Frontiers in Ecology and Evolution (Jun 2019)
Landscape Structure and Species Interactions Drive the Distribution of Salmon Carcasses in Coastal Watersheds
Abstract
The disproportionate effects of some species can drive ecosystem processes and shape communities. This study investigates how distributions of spawning Pacific salmon within streams, salmon consumers, and the surrounding landscape mediate the distribution of salmon carcasses to riparian forests and estuaries. This work demonstrates how carcass transfer can vary spatially, within and among watersheds, through differences in pink (Oncorhynchus gorbuscha) and chum (O. keta) salmon distributions within 16 streams on the central coast of British Columbia over a five-year period. Spawning pink salmon concentrated in the lower reaches of all streams, whereas chum salmon shifted from lower to upper stream reaches as the area of spawning habitat increased. Salmon carcasses transferred to riparian areas by gray wolves (Canis lupus) were concentrated in estuaries and lower stream reaches, particularly shallow reaches of larger streams surrounded by large meadow expanses.
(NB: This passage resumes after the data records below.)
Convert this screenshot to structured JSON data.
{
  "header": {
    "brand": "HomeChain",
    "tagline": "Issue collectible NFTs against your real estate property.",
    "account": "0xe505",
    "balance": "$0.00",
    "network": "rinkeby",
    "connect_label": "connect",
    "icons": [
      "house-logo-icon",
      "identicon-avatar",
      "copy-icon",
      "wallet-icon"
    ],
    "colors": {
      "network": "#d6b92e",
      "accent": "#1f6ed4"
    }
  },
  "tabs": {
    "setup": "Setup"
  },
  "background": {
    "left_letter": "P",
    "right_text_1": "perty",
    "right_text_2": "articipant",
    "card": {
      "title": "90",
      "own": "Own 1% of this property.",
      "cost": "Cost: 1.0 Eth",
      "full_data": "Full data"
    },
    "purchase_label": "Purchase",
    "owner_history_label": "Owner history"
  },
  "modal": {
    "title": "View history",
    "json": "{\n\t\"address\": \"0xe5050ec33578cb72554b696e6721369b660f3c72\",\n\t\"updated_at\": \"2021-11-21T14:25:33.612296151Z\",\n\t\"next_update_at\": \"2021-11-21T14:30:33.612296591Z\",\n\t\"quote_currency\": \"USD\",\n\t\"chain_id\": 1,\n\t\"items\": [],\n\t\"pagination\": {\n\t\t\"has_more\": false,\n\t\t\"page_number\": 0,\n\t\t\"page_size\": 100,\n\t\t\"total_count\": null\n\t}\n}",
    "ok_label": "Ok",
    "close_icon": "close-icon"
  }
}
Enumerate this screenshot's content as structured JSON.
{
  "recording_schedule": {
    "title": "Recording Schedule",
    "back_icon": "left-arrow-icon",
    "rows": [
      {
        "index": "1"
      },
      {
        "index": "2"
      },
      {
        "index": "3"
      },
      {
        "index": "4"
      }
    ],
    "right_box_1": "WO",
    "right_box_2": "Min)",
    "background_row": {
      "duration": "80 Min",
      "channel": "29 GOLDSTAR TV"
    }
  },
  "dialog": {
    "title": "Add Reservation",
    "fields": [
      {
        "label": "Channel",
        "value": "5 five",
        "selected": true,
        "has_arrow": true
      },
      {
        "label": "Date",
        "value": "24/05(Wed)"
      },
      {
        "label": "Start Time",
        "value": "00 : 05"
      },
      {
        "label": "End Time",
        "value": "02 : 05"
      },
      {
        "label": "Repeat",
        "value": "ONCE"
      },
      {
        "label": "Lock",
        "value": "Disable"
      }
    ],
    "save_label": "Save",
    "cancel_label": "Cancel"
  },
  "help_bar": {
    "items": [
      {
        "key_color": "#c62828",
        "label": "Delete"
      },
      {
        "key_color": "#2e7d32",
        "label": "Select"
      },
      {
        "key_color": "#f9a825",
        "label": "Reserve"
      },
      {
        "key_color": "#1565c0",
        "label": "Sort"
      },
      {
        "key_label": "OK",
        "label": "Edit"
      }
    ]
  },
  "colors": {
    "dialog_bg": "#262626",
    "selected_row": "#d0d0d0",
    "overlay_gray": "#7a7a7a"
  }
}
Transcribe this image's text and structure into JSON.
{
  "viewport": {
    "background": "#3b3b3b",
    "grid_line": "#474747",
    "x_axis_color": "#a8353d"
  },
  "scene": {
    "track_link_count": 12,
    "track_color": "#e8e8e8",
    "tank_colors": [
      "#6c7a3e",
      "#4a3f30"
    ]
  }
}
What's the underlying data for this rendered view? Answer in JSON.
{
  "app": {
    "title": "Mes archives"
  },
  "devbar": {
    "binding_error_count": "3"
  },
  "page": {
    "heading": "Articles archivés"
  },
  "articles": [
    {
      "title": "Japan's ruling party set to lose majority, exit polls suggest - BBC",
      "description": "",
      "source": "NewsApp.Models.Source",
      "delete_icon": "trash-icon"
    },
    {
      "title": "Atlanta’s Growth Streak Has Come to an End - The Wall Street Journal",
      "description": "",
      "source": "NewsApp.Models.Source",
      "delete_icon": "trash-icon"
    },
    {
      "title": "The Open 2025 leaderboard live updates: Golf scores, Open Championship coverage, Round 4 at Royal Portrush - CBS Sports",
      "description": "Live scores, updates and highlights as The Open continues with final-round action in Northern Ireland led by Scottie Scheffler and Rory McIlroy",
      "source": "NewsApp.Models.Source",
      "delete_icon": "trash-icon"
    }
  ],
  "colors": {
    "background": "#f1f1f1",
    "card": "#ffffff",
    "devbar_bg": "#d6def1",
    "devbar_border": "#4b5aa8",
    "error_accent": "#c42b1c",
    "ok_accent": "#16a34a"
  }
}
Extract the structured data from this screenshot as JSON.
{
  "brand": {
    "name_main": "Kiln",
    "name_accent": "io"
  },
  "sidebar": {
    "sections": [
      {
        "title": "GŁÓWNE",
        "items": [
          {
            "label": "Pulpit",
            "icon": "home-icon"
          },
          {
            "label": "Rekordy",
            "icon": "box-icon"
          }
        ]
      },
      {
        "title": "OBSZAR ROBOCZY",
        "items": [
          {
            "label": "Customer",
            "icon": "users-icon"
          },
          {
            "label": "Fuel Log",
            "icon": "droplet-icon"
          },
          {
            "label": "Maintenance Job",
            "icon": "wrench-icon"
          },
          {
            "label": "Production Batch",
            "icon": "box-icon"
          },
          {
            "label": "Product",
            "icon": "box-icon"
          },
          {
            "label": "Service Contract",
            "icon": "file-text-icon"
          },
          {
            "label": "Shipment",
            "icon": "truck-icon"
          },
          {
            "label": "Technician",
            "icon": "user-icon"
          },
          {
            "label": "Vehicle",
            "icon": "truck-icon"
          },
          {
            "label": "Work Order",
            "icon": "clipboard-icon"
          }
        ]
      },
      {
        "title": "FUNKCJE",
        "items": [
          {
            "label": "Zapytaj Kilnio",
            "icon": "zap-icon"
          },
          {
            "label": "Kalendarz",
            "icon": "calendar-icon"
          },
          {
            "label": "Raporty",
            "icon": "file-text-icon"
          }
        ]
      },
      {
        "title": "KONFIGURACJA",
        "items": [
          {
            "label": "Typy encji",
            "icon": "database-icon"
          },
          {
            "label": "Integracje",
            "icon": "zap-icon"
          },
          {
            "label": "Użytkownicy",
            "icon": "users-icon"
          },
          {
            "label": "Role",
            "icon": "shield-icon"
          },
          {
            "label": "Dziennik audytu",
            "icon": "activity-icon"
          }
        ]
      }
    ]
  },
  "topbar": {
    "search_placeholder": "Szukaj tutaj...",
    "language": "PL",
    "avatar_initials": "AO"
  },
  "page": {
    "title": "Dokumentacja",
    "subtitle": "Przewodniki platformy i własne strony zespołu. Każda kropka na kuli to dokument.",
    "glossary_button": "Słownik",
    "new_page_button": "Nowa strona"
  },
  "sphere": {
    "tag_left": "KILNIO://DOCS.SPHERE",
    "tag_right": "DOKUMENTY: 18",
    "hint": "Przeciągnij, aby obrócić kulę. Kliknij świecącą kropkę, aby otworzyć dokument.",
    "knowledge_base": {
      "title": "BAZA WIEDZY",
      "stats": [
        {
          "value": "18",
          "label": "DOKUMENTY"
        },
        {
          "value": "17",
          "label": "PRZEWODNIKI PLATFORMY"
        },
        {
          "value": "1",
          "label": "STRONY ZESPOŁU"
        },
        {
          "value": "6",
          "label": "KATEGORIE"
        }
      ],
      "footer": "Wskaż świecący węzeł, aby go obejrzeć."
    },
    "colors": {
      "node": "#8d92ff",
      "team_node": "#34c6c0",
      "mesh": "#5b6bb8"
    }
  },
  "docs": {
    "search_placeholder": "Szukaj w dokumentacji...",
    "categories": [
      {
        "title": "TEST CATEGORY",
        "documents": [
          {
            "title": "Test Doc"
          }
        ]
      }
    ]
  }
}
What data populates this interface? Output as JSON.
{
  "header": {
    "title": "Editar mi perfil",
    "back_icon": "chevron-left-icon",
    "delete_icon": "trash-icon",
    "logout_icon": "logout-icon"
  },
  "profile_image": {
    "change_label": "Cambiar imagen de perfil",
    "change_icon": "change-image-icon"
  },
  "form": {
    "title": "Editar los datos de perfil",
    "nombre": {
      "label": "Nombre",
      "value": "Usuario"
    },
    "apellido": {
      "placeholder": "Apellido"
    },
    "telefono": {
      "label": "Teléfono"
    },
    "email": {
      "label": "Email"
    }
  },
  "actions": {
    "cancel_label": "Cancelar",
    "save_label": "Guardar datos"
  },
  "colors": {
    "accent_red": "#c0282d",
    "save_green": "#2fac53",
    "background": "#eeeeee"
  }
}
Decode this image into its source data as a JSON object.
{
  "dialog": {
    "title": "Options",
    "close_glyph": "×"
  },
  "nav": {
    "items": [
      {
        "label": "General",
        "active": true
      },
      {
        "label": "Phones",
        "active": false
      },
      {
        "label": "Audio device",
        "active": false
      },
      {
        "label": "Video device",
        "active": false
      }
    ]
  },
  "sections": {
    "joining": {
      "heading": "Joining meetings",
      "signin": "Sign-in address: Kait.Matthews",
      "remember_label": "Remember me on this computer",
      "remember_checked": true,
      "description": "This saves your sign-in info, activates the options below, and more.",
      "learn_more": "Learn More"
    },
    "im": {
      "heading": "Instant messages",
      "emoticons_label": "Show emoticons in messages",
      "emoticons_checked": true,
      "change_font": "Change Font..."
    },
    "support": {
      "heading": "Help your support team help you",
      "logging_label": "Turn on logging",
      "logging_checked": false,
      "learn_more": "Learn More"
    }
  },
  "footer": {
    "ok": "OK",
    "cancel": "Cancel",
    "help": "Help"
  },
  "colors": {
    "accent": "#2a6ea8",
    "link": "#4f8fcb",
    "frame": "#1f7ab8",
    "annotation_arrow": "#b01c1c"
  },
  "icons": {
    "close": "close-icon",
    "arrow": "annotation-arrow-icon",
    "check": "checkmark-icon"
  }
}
Black and grizzly bears (Ursus americanus and U. arctos) transferred higher numbers and proportions of salmon carcasses to riparian areas compared to wolves, transferred more carcasses in areas of higher spawning density, and tended to focus more on chum salmon. Riparian subsides were increasingly driven by bear-chum salmon associations in upper stream reaches. In addition, lower proportions of salmon carcasses were exported into estuaries when densities of spawning salmon were lower and spawning reaches of streams were longer. This study demonstrates how salmon subsidies vary between and within watersheds as a result of species associations and landscape traits, and provides a nuanced species-specific and spatially explicit understanding of salmon-subsidy dynamics.